Design of Binocular Stereo Vision System Via CNN-based Stereo Matching Algorithm

Jiao, Yan

Design of Binocular Stereo Vision System Via CNN-based Stereo Matching Algorithm

Files

Jiao_Yan.pdf (15 MB)

Date

2020-08-06

Authors

Jiao, Yan

Advisor

Ho, Pin-Han
Tang, Quentin

Publisher

University of Waterloo

Abstract

Stereo vision is one of the representative technologies in the 3D camera, using multiple cameras to perceive the depth information in the three-dimensional space. The binocular one has become the most widely applied method in stereo vision. So in our thesis, we design a binocular stereo vision system based on an adjustable narrow-baseline stereo camera, which can simultaneously capture the left and right images belonging to a stereo image pair. The camera calibration and rectification techniques are firstly performed to get rectified stereo pairs, serving as the input to the subsequent step, that is, searching the corresponding points between the left and right images. The stereo matching algorithm resolves the correspondence problem and plays a crucial part in our system, which produces disparity maps targeted at predicting the depths with the help of the triangulation principle. We focus on the first stage of this algorithm, proposing a CNN-based approach to calculating the matching cost by measuring the similarity level between two image patches.

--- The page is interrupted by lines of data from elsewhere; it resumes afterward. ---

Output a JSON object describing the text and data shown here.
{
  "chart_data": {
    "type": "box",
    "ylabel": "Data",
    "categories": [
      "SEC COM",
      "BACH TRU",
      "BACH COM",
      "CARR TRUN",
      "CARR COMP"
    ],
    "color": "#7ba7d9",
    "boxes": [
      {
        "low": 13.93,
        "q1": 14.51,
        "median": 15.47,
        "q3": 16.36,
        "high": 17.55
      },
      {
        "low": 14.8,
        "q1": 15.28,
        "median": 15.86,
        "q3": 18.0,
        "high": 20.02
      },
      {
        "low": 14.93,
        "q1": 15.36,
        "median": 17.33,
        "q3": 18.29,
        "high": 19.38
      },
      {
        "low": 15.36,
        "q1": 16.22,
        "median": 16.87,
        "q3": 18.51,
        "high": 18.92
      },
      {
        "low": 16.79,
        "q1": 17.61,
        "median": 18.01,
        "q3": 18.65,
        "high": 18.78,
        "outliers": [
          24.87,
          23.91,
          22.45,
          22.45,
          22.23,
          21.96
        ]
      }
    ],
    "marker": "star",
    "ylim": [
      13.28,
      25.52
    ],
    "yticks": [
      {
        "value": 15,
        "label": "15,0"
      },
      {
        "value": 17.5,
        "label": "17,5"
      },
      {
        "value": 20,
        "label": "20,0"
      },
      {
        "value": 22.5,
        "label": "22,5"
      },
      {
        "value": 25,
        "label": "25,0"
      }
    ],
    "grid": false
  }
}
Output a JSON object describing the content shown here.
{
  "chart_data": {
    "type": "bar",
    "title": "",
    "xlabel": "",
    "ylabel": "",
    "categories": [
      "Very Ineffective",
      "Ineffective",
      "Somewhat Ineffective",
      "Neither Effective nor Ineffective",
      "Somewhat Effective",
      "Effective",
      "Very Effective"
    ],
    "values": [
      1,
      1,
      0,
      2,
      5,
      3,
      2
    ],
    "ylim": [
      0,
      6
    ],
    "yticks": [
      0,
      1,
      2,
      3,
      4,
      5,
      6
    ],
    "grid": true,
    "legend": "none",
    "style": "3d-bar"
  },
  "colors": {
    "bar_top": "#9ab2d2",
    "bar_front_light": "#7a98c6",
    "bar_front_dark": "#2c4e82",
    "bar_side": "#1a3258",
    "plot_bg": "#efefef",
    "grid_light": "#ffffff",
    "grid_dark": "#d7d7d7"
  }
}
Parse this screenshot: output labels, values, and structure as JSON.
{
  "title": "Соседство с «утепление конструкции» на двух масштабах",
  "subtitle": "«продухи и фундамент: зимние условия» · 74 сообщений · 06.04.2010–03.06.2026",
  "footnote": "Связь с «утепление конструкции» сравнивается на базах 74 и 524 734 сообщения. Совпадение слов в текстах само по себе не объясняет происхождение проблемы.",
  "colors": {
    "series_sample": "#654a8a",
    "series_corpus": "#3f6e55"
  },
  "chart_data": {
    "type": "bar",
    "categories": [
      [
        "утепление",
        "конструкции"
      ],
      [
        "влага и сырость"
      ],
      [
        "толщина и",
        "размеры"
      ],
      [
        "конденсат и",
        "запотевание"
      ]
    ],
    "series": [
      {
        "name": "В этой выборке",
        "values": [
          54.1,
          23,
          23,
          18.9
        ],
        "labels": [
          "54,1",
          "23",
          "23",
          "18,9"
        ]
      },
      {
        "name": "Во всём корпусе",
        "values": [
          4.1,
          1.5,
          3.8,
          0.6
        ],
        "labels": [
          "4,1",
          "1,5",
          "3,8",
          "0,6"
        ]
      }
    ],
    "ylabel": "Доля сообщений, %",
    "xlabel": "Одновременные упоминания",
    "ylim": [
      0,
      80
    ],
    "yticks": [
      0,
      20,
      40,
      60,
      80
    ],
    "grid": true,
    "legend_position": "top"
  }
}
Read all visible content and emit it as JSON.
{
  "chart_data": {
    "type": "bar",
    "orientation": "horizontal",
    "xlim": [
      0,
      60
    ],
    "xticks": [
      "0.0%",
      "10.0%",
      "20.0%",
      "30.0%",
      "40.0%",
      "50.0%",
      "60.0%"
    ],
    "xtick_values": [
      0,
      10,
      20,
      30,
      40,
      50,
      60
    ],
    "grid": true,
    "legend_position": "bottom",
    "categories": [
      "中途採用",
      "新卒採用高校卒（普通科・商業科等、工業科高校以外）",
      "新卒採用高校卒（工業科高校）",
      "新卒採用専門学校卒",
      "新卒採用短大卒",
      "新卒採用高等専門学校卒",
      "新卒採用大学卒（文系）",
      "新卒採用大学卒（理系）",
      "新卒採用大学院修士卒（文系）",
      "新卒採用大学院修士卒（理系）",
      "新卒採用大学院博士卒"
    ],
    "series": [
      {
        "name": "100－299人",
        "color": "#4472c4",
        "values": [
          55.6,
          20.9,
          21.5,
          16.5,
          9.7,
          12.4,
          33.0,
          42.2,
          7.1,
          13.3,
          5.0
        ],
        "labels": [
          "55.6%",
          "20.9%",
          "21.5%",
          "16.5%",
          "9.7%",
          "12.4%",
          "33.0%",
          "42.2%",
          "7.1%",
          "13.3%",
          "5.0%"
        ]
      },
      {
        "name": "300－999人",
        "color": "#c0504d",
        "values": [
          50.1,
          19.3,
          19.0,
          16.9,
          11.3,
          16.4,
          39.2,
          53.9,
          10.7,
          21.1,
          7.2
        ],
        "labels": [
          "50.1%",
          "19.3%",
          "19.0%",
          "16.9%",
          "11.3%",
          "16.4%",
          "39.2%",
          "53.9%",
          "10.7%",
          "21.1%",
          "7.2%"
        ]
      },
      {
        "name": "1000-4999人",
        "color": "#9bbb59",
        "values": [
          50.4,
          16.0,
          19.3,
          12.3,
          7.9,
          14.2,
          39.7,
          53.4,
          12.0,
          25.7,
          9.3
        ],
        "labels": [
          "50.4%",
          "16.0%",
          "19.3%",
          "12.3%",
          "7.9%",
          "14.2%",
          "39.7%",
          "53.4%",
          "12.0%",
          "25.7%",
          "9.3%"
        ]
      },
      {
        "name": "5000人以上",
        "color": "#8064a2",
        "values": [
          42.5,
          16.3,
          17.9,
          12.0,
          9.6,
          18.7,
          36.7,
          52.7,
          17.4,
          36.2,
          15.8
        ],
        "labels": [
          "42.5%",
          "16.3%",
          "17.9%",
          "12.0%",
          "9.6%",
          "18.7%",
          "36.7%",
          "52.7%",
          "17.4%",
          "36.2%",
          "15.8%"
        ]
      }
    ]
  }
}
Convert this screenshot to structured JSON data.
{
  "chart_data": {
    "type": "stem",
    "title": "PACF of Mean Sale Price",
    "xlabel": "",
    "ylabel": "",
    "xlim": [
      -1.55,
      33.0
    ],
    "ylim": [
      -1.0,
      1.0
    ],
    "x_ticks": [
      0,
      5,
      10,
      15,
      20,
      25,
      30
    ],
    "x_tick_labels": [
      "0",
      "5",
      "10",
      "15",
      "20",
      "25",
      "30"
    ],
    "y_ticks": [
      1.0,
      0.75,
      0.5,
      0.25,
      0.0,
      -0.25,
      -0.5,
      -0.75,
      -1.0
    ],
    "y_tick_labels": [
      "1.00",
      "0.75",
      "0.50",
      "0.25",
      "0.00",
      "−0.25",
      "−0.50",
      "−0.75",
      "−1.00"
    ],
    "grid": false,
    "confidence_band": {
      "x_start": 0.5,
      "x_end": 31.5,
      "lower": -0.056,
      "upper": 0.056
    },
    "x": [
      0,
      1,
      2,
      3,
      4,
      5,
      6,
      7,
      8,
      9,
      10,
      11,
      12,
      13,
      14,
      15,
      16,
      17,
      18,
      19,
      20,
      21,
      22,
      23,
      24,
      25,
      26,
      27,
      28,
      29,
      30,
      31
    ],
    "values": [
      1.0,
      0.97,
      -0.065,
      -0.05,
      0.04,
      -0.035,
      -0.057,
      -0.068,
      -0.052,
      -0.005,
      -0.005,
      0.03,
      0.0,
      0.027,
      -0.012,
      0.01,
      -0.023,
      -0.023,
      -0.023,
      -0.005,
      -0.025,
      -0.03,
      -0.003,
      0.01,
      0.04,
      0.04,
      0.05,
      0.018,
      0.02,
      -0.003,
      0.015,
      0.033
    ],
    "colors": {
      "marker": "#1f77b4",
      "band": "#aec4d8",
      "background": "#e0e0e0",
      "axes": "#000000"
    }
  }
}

Two kinds of network architectures are presented and both of them are based on the siamese network. The fast network employs the cosine metric to compute the similarity level at a satisfactory accuracy and processing speed. While the slow network is aimed at learning a new metric, making the disparity prediction slightly more precise but at the cost of spending way more image handling time and counting on more parameters. The output of either network is regarded as the initial matching cost, followed by a series of post-processing methods, including cross-based cost aggregation as well as semi-global cost aggregation. With the trick of Winner-Take-All (WTA), the raw disparity map is attained and it will undergo further refinement procedures containing interpolation and image filtering. The above networks are trained and validated on three standard stereo datasets: Middlebury, KITTI 2012, and KITTI 2015. The contrast tests of CNN-based methods and census transformation have demonstrated that the former approach outperforms the later one on the mentioned datasets. The algorithm based on the fast network is adopted in our devised system. To evaluate the performance of a binocular stereo vision system, two types of error criteria are come up with, acquiring the proper range of working distance under diverse baseline lengths.